発見されたビルドはまだ開発途中のもののようで、メインメニューでは2種類のプレイアブルパートから選択してプレイする形となっている。ひとつ目は、高層ビルが建ち並ぶ市街地ステージ。マップにはほとんどテクスチャが貼られていない状態だが、スパイダーマンを操作してウェブ・スイングが可能。敵も配置されているようだ。ふたつ目も同じく市街地であるが、こちらにはテクスチャがしっかり貼られ、街の喧騒も聞こえる内容となっている。しかし、スパイダーマンを動かすことはできず、マップのテストを目的にしたものと考えられている。

このほか、ほぼ完成した状態の街のごく一部をロードしたり、閉鎖空間にて敵を表示させてバトルシステムを試したり、またゲームプレイのデバッグをおこなうためのロケーションや、アセットのビューアーなどにもアクセスできるとのこと。

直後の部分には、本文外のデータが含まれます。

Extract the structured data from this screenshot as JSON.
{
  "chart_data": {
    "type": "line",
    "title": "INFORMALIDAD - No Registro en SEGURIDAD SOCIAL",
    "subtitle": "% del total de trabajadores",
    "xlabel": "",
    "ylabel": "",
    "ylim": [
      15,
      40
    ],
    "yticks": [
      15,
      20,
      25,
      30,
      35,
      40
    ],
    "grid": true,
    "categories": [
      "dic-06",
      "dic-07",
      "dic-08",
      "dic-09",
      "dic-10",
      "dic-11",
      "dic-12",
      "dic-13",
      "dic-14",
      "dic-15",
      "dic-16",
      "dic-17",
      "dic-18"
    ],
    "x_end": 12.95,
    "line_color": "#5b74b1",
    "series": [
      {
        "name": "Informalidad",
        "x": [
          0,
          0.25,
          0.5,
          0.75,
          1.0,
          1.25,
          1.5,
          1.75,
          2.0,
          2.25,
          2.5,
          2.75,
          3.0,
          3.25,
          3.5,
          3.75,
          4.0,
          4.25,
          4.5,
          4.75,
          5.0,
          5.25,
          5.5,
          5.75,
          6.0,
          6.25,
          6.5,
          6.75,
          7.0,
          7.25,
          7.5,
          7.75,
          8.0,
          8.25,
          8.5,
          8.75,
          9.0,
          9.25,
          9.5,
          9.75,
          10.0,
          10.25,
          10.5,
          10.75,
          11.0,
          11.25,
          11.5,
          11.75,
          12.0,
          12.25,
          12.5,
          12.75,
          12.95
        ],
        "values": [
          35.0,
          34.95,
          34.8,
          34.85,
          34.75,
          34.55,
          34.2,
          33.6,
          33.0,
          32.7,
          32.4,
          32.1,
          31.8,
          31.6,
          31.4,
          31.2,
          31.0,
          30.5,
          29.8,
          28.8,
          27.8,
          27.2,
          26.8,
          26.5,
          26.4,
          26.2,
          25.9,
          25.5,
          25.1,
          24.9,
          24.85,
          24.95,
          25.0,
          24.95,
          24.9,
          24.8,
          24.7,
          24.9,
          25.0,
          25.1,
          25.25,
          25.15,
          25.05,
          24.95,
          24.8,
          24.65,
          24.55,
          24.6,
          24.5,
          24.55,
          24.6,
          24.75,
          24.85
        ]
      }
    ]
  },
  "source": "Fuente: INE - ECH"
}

*Andrew Earley氏からゲームデータの提供を受けたYouTuberのHard4Gamesが『スパイダーマン4』のゲームプレイ映像を公開。

映画の方の「スパイダーマン4」はというと、2002年公開の「スパイダーマン」からの三部作に続く作品として企画されていた。サム・ライミ監督が引き続きメガホンを握る形でプリプロダクションとキャスティングを進めてとのことだが、結局2010年に制作中止となり公開には至っていない(シネマトゥデイ)。

おそらくそのあおりを受けて、ゲーム版『スパイダーマン4』も開発中止になってしまったのだろう。今回発見されたのはもちろんWii版ということになるが、それまでの三部作のゲーム版が発売されており、それらと同様マルチプラットフォームタイトルとして開発されていた可能性がありそうだ。

「スパイダーマン」ゲームはその後、映画「アメイジング・スパイダーマン」シリーズとのタイアップなどがリリースされ、そしてしばらく期間が開いたのち、先述した『Marvel’s Spider-Man』が発売された。同作は、2019年7月28日時点で世界累計実売本数1320万本を突破する大ヒットタイトルに。開発を担当したInsomniac Gamesは、今年8月に同作の販売元SIEの傘下に入った。映画とゲームの「スパイダーマン4」が公開・発売されていたら、また違った歴史を辿ることになっただろうか。それとも、発売されていても『Marvel’s Spider-Man』は生まれ、今のようにヒットしていただろうか。